The committee is also sharing information through a Facebook page, Groton Complete Count — Census 2020.
Nick Fischer, co-chair of New London's Complete Count Committee, told The Day last week that the committee is having a teleconference meeting every week.
He said they're putting flyers in the food packages going out to New London Public Schools students; the flyers are bilingual but soon to be trilingual, including English, Spanish and Haitian Creole. Fischer said they're also working with New London Public Works Superintendent David Denoia to put magnets on the city garbage trucks.
Students at the Interdistrict School for Arts and Communication are working on ways to get the word out, Fischer said. He also commended the efforts of people from New London Youth Affairs, New London Adult and Continuing Education, New London Homeless Hospitality Center, Brigaid, the Garde Arts Center, Atlantic Broadband and Ledge Light Health District.

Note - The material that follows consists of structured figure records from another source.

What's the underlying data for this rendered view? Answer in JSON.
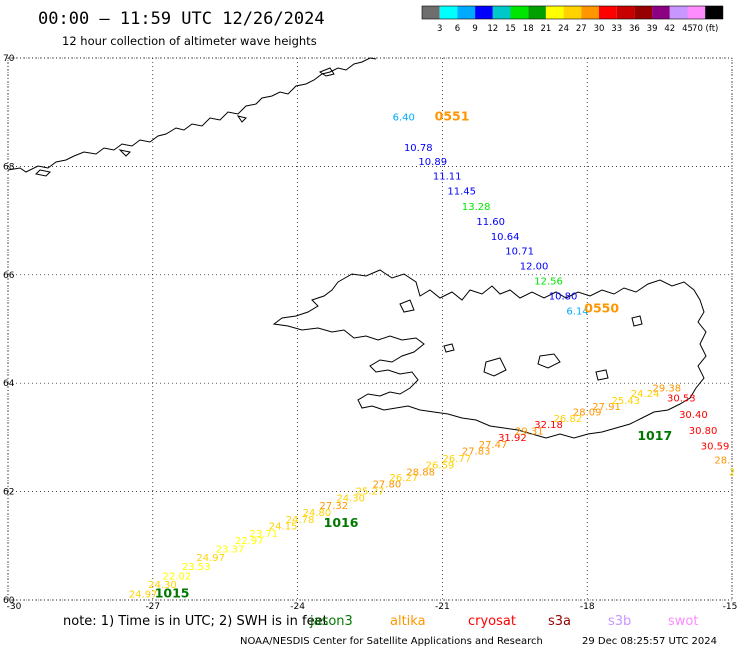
{
  "header": {
    "title": "00:00 – 11:59 UTC 12/26/2024",
    "subtitle": "12 hour collection of altimeter wave heights"
  },
  "colorbar": {
    "colors": [
      "#6e6e6e",
      "#00ffff",
      "#00aaff",
      "#0000ff",
      "#00c8c8",
      "#00e600",
      "#00a000",
      "#ffff00",
      "#ffd200",
      "#ff9600",
      "#ff0000",
      "#c80000",
      "#960000",
      "#8c0082",
      "#c896ff",
      "#ff8cff",
      "#000000"
    ],
    "labels": [
      "3",
      "6",
      "9",
      "12",
      "15",
      "18",
      "21",
      "24",
      "27",
      "30",
      "33",
      "36",
      "39",
      "42",
      "45",
      "70 (ft)"
    ]
  },
  "axes": {
    "lon_labels": [
      "-30",
      "-27",
      "-24",
      "-21",
      "-18",
      "-15"
    ],
    "lat_labels": [
      "70",
      "68",
      "66",
      "64",
      "62",
      "60"
    ]
  },
  "chart_data": {
    "type": "scatter",
    "xlim": [
      -30,
      -15
    ],
    "ylim": [
      60,
      70
    ],
    "grid": true,
    "passes": [
      {
        "satellite": "altika",
        "times": [
          {
            "label": "0551",
            "lon": -20.8,
            "lat": 68.85,
            "color": "#ff9600"
          },
          {
            "label": "0550",
            "lon": -17.7,
            "lat": 65.3,
            "color": "#ff9600"
          }
        ],
        "points": [
          {
            "lon": -21.8,
            "lat": 68.85,
            "value": "6.40",
            "color": "#00aaff"
          },
          {
            "lon": -21.5,
            "lat": 68.28,
            "value": "10.78",
            "color": "#0000ff"
          },
          {
            "lon": -21.2,
            "lat": 68.03,
            "value": "10.89",
            "color": "#0000ff"
          },
          {
            "lon": -20.9,
            "lat": 67.76,
            "value": "11.11",
            "color": "#0000ff"
          },
          {
            "lon": -20.6,
            "lat": 67.48,
            "value": "11.45",
            "color": "#0000ff"
          },
          {
            "lon": -20.3,
            "lat": 67.2,
            "value": "13.28",
            "color": "#00e600"
          },
          {
            "lon": -20.0,
            "lat": 66.92,
            "value": "11.60",
            "color": "#0000ff"
          },
          {
            "lon": -19.7,
            "lat": 66.64,
            "value": "10.64",
            "color": "#0000ff"
          },
          {
            "lon": -19.4,
            "lat": 66.37,
            "value": "10.71",
            "color": "#0000ff"
          },
          {
            "lon": -19.1,
            "lat": 66.1,
            "value": "12.00",
            "color": "#0000ff"
          },
          {
            "lon": -18.8,
            "lat": 65.82,
            "value": "12.56",
            "color": "#00e600"
          },
          {
            "lon": -18.5,
            "lat": 65.54,
            "value": "10.80",
            "color": "#0000ff"
          },
          {
            "lon": -18.2,
            "lat": 65.27,
            "value": "6.14",
            "color": "#00aaff"
          }
        ]
      },
      {
        "satellite": "jason3",
        "times": [
          {
            "label": "1017",
            "lon": -16.6,
            "lat": 62.95,
            "color": "#007800"
          },
          {
            "lon": -23.1,
            "lat": 61.35,
            "label": "1016",
            "color": "#007800"
          },
          {
            "lon": -26.6,
            "lat": 60.05,
            "label": "1015",
            "color": "#007800"
          }
        ],
        "points": [
          {
            "lon": -27.2,
            "lat": 60.05,
            "value": "24.97",
            "color": "#ffd200"
          },
          {
            "lon": -26.8,
            "lat": 60.22,
            "value": "24.30",
            "color": "#ffd200"
          },
          {
            "lon": -26.5,
            "lat": 60.38,
            "value": "22.02",
            "color": "#ffff00"
          },
          {
            "lon": -26.1,
            "lat": 60.55,
            "value": "23.53",
            "color": "#ffff00"
          },
          {
            "lon": -25.8,
            "lat": 60.72,
            "value": "24.97",
            "color": "#ffd200"
          },
          {
            "lon": -25.4,
            "lat": 60.88,
            "value": "23.37",
            "color": "#ffff00"
          },
          {
            "lon": -25.0,
            "lat": 61.03,
            "value": "22.97",
            "color": "#ffff00"
          },
          {
            "lon": -24.7,
            "lat": 61.16,
            "value": "23.71",
            "color": "#ffff00"
          },
          {
            "lon": -24.3,
            "lat": 61.3,
            "value": "24.15",
            "color": "#ffd200"
          },
          {
            "lon": -23.95,
            "lat": 61.42,
            "value": "24.78",
            "color": "#ffd200"
          },
          {
            "lon": -23.6,
            "lat": 61.55,
            "value": "24.80",
            "color": "#ffd200"
          },
          {
            "lon": -23.25,
            "lat": 61.68,
            "value": "27.32",
            "color": "#ff9600"
          },
          {
            "lon": -22.9,
            "lat": 61.82,
            "value": "24.30",
            "color": "#ffd200"
          },
          {
            "lon": -22.5,
            "lat": 61.95,
            "value": "25.27",
            "color": "#ffd200"
          },
          {
            "lon": -22.15,
            "lat": 62.08,
            "value": "27.80",
            "color": "#ff9600"
          },
          {
            "lon": -21.8,
            "lat": 62.2,
            "value": "26.27",
            "color": "#ffd200"
          },
          {
            "lon": -21.45,
            "lat": 62.3,
            "value": "28.88",
            "color": "#ff9600"
          },
          {
            "lon": -21.05,
            "lat": 62.43,
            "value": "26.59",
            "color": "#ffd200"
          },
          {
            "lon": -20.7,
            "lat": 62.55,
            "value": "26.77",
            "color": "#ffd200"
          },
          {
            "lon": -20.3,
            "lat": 62.68,
            "value": "27.83",
            "color": "#ff9600"
          },
          {
            "lon": -19.95,
            "lat": 62.8,
            "value": "27.47",
            "color": "#ff9600"
          },
          {
            "lon": -19.55,
            "lat": 62.93,
            "value": "31.92",
            "color": "#ff0000"
          },
          {
            "lon": -19.2,
            "lat": 63.05,
            "value": "29.31",
            "color": "#ff9600"
          },
          {
            "lon": -18.8,
            "lat": 63.17,
            "value": "32.18",
            "color": "#ff0000"
          },
          {
            "lon": -18.4,
            "lat": 63.28,
            "value": "26.82",
            "color": "#ffd200"
          },
          {
            "lon": -18.0,
            "lat": 63.4,
            "value": "28.09",
            "color": "#ff9600"
          },
          {
            "lon": -17.6,
            "lat": 63.51,
            "value": "27.91",
            "color": "#ff9600"
          },
          {
            "lon": -17.2,
            "lat": 63.62,
            "value": "25.43",
            "color": "#ffd200"
          },
          {
            "lon": -16.8,
            "lat": 63.75,
            "value": "24.24",
            "color": "#ffd200"
          },
          {
            "lon": -16.35,
            "lat": 63.85,
            "value": "29.38",
            "color": "#ff9600"
          },
          {
            "lon": -16.05,
            "lat": 63.66,
            "value": "30.53",
            "color": "#ff0000"
          },
          {
            "lon": -15.8,
            "lat": 63.36,
            "value": "30.40",
            "color": "#ff0000"
          },
          {
            "lon": -15.6,
            "lat": 63.06,
            "value": "30.80",
            "color": "#ff0000"
          },
          {
            "lon": -15.35,
            "lat": 62.78,
            "value": "30.59",
            "color": "#ff0000"
          },
          {
            "lon": -15.2,
            "lat": 62.52,
            "value": "28.",
            "color": "#ff9600"
          },
          {
            "lon": -15.0,
            "lat": 62.3,
            "value": "2",
            "color": "#ffd200"
          }
        ]
      }
    ]
  },
  "legend": {
    "note_label": "note:  1) Time is in UTC;  2) SWH is in feet",
    "entries": [
      {
        "name": "jason3",
        "color": "#007800"
      },
      {
        "name": "altika",
        "color": "#ff9600"
      },
      {
        "name": "cryosat",
        "color": "#ff0000"
      },
      {
        "name": "s3a",
        "color": "#960000"
      },
      {
        "name": "s3b",
        "color": "#c896ff"
      },
      {
        "name": "swot",
        "color": "#ff8cff"
      }
    ]
  },
  "footer": {
    "credit": "NOAA/NESDIS Center for Satellite Applications and Research",
    "timestamp": "29 Dec 08:25:57 UTC 2024"
  }
}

Fischer said some of those people have strong connections in Hispanic communities, which is important because those populations are historically undercounted.
He said someone at the Winthrop Square Apartments "basically told us that the worst thing you can do is to knock on people's doors" because they may wonder if it's Immigration and Customs Enforcement.
That makes it all the more important for census advocates to have trusted messengers in the community talk about the census. Fischer said he and his wife, Karen, have been approaching the leaders of Hispanic and Haitian-Creole churches.
Gale Bradbury, director of Ledyard Libraries and chair of the town's census committee, said her group had to cancel a series of events planned for this week and early April at the libraries and senior center. The plan was to have a laptop available to fill out the census, particularly useful for those who don't own a computer.
Another activity put on hold was distributing flyers to day cares and nursery schools, which is important because children under 5 are considered an undercounted population.
Bradbury said, "Hopefully people being at home, they'll take the time to fill it out."